According to Dan, the training taught him CPR and how to use a defibrillator, extract people from cars, shelter people from fires — and deliver a baby.
“I never thought I would use that piece of training,” he says with a laugh. “But the training kicked in that day at the Flying J.”
On his 34-hour break, Dan went into the restaurant to get an ice cream cone, a simple luxury on the road. But the ice cream went by the wayside when he heard screaming from the bathroom.
“Out came a woman frantically telling me her daughter’s water had broken and she was having a baby and to call 911, which I did. 911 asked how far apart the contractions were, so I went into the restroom and relayed what I was seeing. The girl was on the floor trying to push the baby out in a panic, and her husband looked just as panicked — he wasn’t sure what to do.
With that, I told them I was an EMR and had training. There was relief in the room as I took over and calmed the situation. We got her breathing right and she pushed on the contractions.
Less than three minutes later, a beautiful baby girl was born. She looked perfect. I wrapped her and then the paramedics arrived to take over.”
As the adrenaline eased, there were tears and hugs all around.
“I got a big hug from the girl’s mom — I guess I should say the grandma — and then from the new dad,” Dan recalls. “And a big thank you from the new mom. It was a moment I’ll never forget.”
And then they were gone, rushed to the local hospital by an ambulance.
“It was a wonderful experience and I’m thankful I was there to help,” says Dan.
“The only regret I have is that I never re-connected with them after they left the hospital. There was no time to catch their name, and they were just traveling through town. I called the hospital and told them my story, but since I didn’t know their name, privacy rules kept me from talking with them. So, I told the hospital all of my personal contact information was at the truck stop should the new parents ask.”
But Dan thinks the message never got delivered.

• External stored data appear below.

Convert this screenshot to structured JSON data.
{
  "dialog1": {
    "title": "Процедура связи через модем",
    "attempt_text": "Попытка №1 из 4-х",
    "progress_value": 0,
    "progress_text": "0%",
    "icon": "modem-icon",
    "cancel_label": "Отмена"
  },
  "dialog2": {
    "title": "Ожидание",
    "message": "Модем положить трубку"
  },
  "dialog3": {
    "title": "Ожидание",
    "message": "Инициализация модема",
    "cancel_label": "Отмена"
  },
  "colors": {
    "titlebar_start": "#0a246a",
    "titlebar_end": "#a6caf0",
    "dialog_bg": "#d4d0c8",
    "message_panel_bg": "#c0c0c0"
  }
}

“I’m sure they’d like to connect with me as much as I’d like to connect with them,” he says. “It’s my hope that will happen some day. I just want to make sure everything was all right after they left the truck stop. I would like to have closure, and that bothers me to this day. I have five kids of my own — one daughter about the same age as the new mom. So, it haunts me.”
Later that day, Dan talked to his wife about the experience. Then word of Dan’s heroics made it to the home office at COTC.
“On my return I got a lot of ‘atta-boys’ from COTC management and from other drivers,” he says. “That gave me a great feeling.”
Dan also says he got a surprise phone call.
“Don Daseke gave me a call and we talked for awhile,” he says. “That was totally unexpected, but it meant the world to me that he would take the time to call me and personally thank me for what I had done.”
But in hindsight, Dan says maybe that shouldn’t have come as a surprise.
“Don is an amazing guy, and COTC is part of the Daseke family. I chose to drive for COTC two years ago because of their reputation. They respect drivers and have a family-type atmosphere. If I’m ever in need of anything, I just ask. And if I need more time at home, they make it happen. My wife loves COTC just as much as I do. I can’t ever see myself driving for anyone else.”